2
votes

I'd like to create a simple WPF program for OCR scanning with tesseract in which the user can choose the language/s to scan with.² Now for some reason tesseract expects there to be a tessdata folder with the language files directly in it instead of the language subfolders.

using (var engine = new TesseractEngine(@"./tessdata", "deu", EngineMode.Default))

doesn't work if the deu files aren't located directly in the tessdata folder - neither does it work when using @"./tessdata/deu".

It only works when having the language file located directly in the tessdata folder (also in the project-structure).

How to properly make use of all available languages?

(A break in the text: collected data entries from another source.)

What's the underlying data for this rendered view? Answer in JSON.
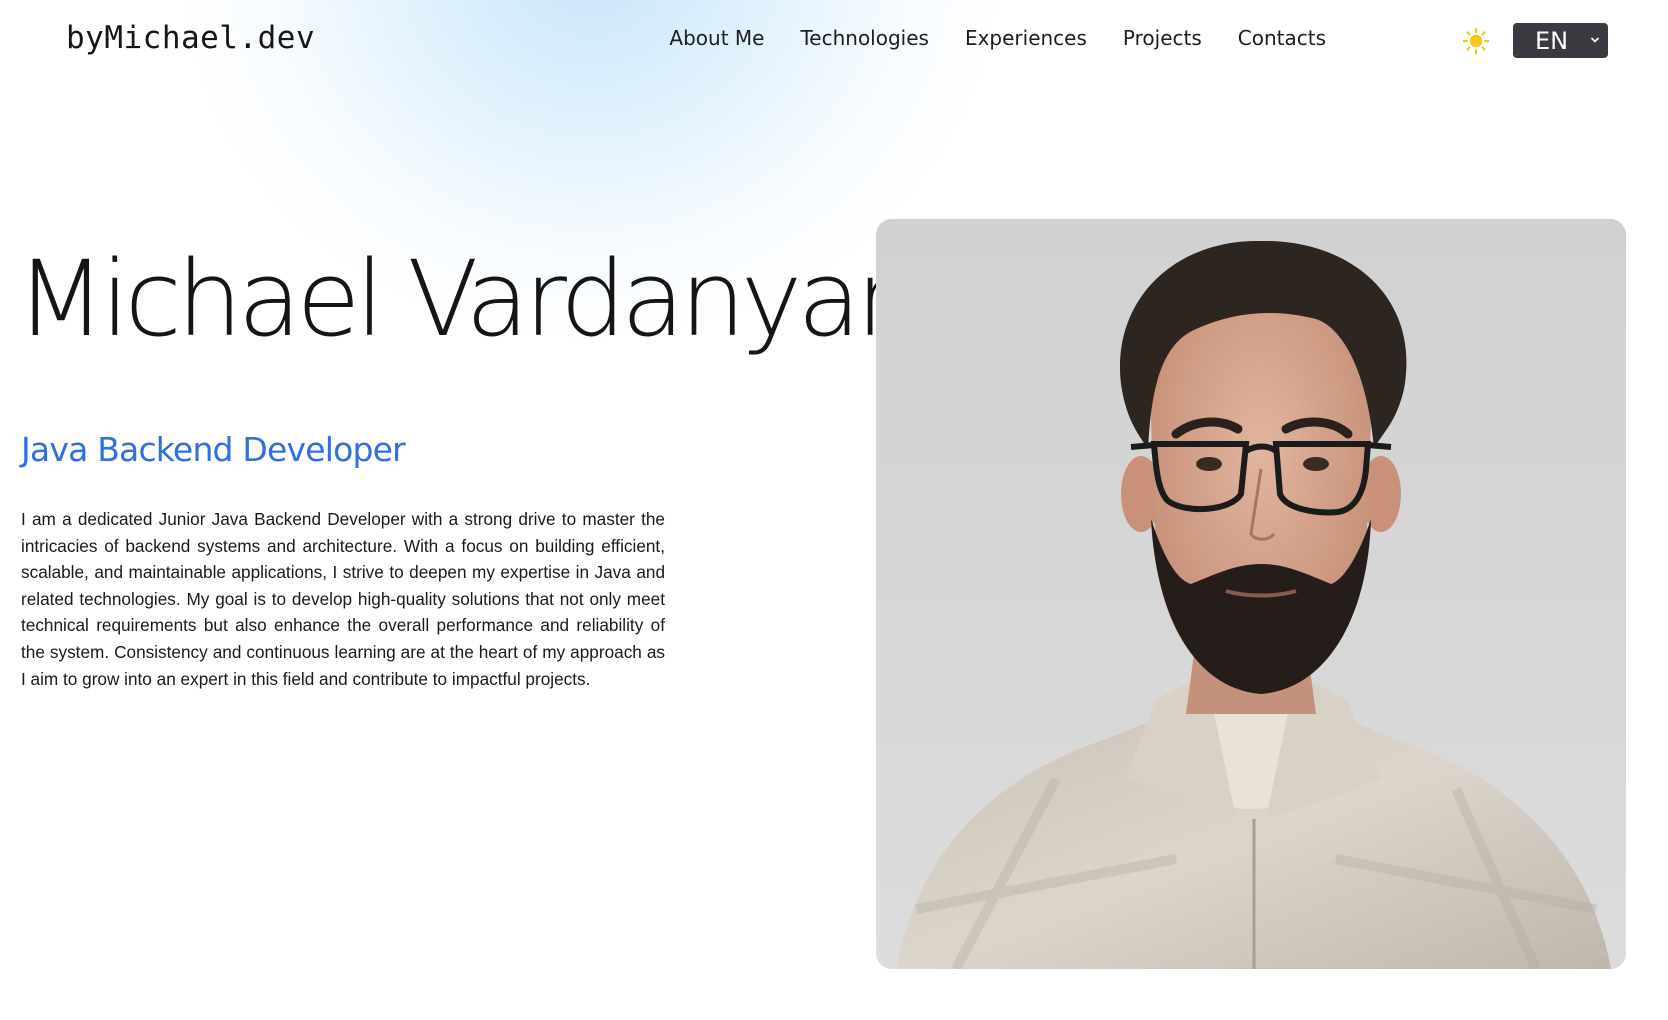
{
  "header": {
    "logo": "byMichael.dev",
    "nav": [
      {
        "label": "About Me"
      },
      {
        "label": "Technologies"
      },
      {
        "label": "Experiences"
      },
      {
        "label": "Projects"
      },
      {
        "label": "Contacts"
      }
    ],
    "theme_icon": "sun-icon",
    "language": {
      "selected": "EN"
    }
  },
  "hero": {
    "name": "Michael Vardanyan",
    "role": "Java Backend Developer",
    "bio": "I am a dedicated Junior Java Backend Developer with a strong drive to master the intricacies of backend systems and architecture. With a focus on building efficient, scalable, and maintainable applications, I strive to deepen my expertise in Java and related technologies. My goal is to develop high-quality solutions that not only meet technical requirements but also enhance the overall performance and reliability of the system. Consistency and continuous learning are at the heart of my approach as I aim to grow into an expert in this field and contribute to impactful projects."
  },
  "colors": {
    "accent": "#2f6fe0",
    "sun": "#f5c518",
    "select_bg": "#393b41"
  }
}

²Actually, if possible later on I'd like to auto-detect the language in images - e.g. by scanning each image with each language and checking which language had the best result. If you have any idea on how this could be done please let me know.

1
Really, WPF doesn't play into this. I'm using tesseract in one of my projects. As the directory structure is so fragile, I hold the language files and native dlls within my application's resources, and on startup I dump them into the required locations when needed. You could do the same thing, dumping the required language files on demand. For example, you could have a dropdown with a language, and as the user switches, you could drop the required files. The BIG problem would be where you can write to the filesystem, and how to rebase tesseract to that directory...user1228
(My application was a website, so I could just dump them into the /bin folder. If your application is in /program files/, you won't be able to do that)user1228
Tesseract supports multiple languages, such as "eng+deu", but I've never a case that would use more than that number -- OK, maybe 3. Trying with every language won't work because for the incorrect ones, the output is going to be useless garbage anyway.nguyenq
@nguyenq That's why I also asked about auto-detecting the language of the image - e.g. by detecting which language's output looks the least like garbage. Anyways, that's not what the question is about - it's about making use of all available languages - not about making use of all of them at once.mYnDstrEAm

1 Answers

2
votes

you should create a tessdata directory in debug folder of your project and put the language files there .